Karena boleh jujur. Ebeng itu anggota Phoenix juga. Namanya aslinya adalah Marchelia, dia adalah pemuda bertubuh besar, dengan wajah ala timur tengah. Sama seperti anak Phoenix lainnya, dia juga memiliki bakat yang sangat bagus. Tapi karena namanya yang girly, membuat beberapa murid suka menertawakan nya. Jadi, Aris memberi nama julukan pada Marchelia. Yaitu Ebeng, agar terlihat lebih sangar dan lebih pantas saja.

"Ebeng kayanya nyesel dah, ga bisa ikut. Dia udah kita ajak. Cuma mungkin ada keperluan gitu." Ujar Arash.

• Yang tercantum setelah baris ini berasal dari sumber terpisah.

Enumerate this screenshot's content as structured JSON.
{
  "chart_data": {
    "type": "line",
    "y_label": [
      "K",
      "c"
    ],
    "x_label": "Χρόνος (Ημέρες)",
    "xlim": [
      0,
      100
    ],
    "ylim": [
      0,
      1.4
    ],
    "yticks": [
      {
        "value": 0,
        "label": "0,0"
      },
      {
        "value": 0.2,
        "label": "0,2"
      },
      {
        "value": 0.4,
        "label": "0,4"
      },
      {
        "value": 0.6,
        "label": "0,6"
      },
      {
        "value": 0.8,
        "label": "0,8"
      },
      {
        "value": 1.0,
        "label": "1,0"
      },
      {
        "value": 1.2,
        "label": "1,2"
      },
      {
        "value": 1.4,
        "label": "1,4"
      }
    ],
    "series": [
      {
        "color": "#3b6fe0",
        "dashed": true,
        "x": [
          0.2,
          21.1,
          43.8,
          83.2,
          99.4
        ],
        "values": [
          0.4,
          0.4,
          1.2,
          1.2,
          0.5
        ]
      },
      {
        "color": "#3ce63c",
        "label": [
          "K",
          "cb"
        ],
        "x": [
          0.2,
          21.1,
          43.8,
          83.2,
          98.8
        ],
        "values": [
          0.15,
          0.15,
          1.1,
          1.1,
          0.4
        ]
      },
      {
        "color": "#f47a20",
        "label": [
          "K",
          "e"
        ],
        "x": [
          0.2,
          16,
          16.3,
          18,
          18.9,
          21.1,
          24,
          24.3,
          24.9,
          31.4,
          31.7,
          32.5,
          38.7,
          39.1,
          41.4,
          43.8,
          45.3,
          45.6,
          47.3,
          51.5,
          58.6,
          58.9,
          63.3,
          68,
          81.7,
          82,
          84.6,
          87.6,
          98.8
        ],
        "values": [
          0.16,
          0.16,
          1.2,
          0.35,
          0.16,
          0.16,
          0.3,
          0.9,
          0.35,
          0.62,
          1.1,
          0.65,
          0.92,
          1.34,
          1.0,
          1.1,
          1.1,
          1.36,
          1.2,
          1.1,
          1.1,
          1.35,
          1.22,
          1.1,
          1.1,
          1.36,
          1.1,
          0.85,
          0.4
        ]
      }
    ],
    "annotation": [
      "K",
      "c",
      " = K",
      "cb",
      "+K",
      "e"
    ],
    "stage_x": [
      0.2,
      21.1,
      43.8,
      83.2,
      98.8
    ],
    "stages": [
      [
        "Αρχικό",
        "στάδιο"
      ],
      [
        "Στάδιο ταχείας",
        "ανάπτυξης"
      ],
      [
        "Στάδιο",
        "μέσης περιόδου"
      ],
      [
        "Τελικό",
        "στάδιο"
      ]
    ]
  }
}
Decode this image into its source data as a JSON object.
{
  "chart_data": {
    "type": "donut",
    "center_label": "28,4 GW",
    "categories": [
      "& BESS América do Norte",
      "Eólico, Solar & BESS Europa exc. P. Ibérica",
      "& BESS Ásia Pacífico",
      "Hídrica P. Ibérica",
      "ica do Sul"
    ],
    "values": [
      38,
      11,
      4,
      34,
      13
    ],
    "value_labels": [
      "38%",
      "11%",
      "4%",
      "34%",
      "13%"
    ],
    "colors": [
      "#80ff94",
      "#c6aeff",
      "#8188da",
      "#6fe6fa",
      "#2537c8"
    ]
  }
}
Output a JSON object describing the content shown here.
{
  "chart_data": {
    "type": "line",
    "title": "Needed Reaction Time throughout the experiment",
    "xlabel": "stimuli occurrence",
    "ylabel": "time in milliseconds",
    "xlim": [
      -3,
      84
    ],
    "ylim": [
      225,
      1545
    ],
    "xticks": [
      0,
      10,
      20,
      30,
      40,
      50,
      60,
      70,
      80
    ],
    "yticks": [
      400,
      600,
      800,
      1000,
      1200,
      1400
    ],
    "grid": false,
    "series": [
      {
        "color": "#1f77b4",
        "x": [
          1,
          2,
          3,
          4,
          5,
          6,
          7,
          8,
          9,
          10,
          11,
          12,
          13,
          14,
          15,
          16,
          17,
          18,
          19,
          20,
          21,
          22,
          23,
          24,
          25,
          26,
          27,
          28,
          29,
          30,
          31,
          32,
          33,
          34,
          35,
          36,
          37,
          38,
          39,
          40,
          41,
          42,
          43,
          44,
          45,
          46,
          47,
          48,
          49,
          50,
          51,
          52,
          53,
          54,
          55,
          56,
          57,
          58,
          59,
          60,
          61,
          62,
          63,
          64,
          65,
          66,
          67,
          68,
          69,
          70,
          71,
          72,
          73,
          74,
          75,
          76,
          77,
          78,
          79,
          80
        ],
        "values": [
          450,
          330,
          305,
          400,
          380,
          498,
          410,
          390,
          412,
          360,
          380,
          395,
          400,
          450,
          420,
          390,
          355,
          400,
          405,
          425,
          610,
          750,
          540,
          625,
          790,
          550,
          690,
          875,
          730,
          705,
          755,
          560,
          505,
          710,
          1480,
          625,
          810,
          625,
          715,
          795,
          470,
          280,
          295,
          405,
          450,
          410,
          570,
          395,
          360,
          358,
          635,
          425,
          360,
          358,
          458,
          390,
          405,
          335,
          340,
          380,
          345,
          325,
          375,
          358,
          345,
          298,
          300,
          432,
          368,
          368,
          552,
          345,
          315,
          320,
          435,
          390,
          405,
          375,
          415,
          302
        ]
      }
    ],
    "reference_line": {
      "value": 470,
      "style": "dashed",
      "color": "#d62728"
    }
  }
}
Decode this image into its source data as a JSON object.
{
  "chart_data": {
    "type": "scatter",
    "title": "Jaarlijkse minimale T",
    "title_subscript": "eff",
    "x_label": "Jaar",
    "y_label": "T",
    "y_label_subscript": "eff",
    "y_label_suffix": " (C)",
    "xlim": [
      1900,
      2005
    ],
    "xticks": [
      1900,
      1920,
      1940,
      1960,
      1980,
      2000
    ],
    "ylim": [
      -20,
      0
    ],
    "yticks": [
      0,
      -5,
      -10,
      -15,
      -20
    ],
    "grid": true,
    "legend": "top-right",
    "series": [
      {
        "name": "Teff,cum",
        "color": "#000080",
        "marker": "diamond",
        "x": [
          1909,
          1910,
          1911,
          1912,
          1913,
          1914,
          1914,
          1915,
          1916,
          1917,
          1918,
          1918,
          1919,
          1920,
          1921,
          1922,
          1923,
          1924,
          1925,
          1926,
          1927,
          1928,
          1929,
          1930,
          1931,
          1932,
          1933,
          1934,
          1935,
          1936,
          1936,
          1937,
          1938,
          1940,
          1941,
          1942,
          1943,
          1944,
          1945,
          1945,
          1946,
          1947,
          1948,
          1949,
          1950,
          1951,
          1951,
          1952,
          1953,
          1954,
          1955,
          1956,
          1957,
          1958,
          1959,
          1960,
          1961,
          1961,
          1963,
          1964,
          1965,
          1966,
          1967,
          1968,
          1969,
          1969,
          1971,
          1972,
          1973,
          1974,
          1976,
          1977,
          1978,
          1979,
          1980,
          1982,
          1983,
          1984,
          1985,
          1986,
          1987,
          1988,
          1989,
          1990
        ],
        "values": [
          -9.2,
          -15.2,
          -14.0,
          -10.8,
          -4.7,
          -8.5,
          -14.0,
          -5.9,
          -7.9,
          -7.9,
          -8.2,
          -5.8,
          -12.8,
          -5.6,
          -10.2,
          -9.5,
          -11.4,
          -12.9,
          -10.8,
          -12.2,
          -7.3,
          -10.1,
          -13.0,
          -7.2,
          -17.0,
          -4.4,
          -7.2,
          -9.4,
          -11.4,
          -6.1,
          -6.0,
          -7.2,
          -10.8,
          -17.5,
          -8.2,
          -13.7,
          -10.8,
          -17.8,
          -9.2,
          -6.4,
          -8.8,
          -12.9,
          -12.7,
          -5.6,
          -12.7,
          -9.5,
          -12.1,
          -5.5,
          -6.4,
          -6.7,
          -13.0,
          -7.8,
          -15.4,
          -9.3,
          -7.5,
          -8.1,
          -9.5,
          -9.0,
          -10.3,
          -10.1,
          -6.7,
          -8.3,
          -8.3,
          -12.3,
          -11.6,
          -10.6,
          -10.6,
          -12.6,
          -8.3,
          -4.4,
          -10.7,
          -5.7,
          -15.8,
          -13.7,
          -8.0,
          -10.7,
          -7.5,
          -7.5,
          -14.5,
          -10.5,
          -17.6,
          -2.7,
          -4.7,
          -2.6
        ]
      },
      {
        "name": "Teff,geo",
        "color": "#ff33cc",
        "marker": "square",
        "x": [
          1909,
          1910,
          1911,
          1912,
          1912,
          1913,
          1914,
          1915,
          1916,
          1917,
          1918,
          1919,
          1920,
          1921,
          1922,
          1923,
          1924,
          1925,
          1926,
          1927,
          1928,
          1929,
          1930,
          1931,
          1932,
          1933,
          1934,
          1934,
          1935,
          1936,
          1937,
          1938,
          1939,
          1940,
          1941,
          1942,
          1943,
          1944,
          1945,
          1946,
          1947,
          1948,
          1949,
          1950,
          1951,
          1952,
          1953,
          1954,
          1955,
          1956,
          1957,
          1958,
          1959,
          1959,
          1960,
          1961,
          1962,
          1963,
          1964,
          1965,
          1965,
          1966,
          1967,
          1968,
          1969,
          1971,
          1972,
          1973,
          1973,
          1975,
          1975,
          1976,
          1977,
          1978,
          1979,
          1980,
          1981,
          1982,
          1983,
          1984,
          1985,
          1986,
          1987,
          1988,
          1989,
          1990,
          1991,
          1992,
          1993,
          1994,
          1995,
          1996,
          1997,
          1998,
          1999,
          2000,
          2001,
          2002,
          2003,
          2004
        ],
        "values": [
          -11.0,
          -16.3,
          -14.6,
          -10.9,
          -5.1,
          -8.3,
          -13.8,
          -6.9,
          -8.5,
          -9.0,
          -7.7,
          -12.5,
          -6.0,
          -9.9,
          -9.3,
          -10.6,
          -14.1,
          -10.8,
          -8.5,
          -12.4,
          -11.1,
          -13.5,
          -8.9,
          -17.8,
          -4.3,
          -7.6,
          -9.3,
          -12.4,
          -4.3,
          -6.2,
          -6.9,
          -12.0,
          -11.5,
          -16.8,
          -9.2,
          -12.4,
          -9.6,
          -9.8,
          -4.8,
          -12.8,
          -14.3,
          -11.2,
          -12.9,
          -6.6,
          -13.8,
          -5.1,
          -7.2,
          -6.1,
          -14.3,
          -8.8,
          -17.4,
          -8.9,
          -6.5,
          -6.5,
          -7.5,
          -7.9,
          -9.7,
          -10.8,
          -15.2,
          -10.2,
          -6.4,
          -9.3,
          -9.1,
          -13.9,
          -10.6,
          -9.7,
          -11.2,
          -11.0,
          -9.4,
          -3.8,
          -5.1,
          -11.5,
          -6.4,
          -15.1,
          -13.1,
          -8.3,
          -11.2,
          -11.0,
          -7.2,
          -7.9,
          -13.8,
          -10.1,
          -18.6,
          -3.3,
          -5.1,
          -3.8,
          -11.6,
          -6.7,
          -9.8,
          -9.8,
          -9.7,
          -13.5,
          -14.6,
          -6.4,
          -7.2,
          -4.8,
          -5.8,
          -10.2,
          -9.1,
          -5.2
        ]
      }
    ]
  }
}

"So sibuk anjir dia mah sekarang. Bilang aja masih trauma pas di Infinity cup, sama si Lio." Celetuk Zidan.

Lalu mereka tertawa lagi. Mengingat kejadian dimana Marchel dan Zellio tak sengaja berciuman. Padahal, niat awal mereka hanyalah berpelukan dan berselebrasi karena telah memenangkan pertandingan melawan E.T.B.

"Kita ga bisa bawa apa-apa nih. Jadi, maaf aja ya." Ucap Rafli lalu diangguki anak-anak lainnya.

"Elah, santai aja kali. Kalian udah kesini aja, gue seneng." Balas Aris seraya tersenyum.

Mereka semua saling mengobrol satu sama lain. Tertawa bersama, membuat jokes, dan kembali tertawa lagi.

"Buat lawan Outlaws, gue ga bisa ikut. Pertandingan beberapa hari lagi. Dan keadaan gue masih gini-gini aja. Jadi, gue serahin ke kalian ya!" Ujar Aris sedikit tidak enak.

"Santai aja. Kan ada Lio, Kano, Ebeng, gue, Rafli, Arash, Zidan. Jadi, tenang aja. Kita bakal usahain yang terbaik ko. Ya kan Ka!" Pekik Arka pada Kanova.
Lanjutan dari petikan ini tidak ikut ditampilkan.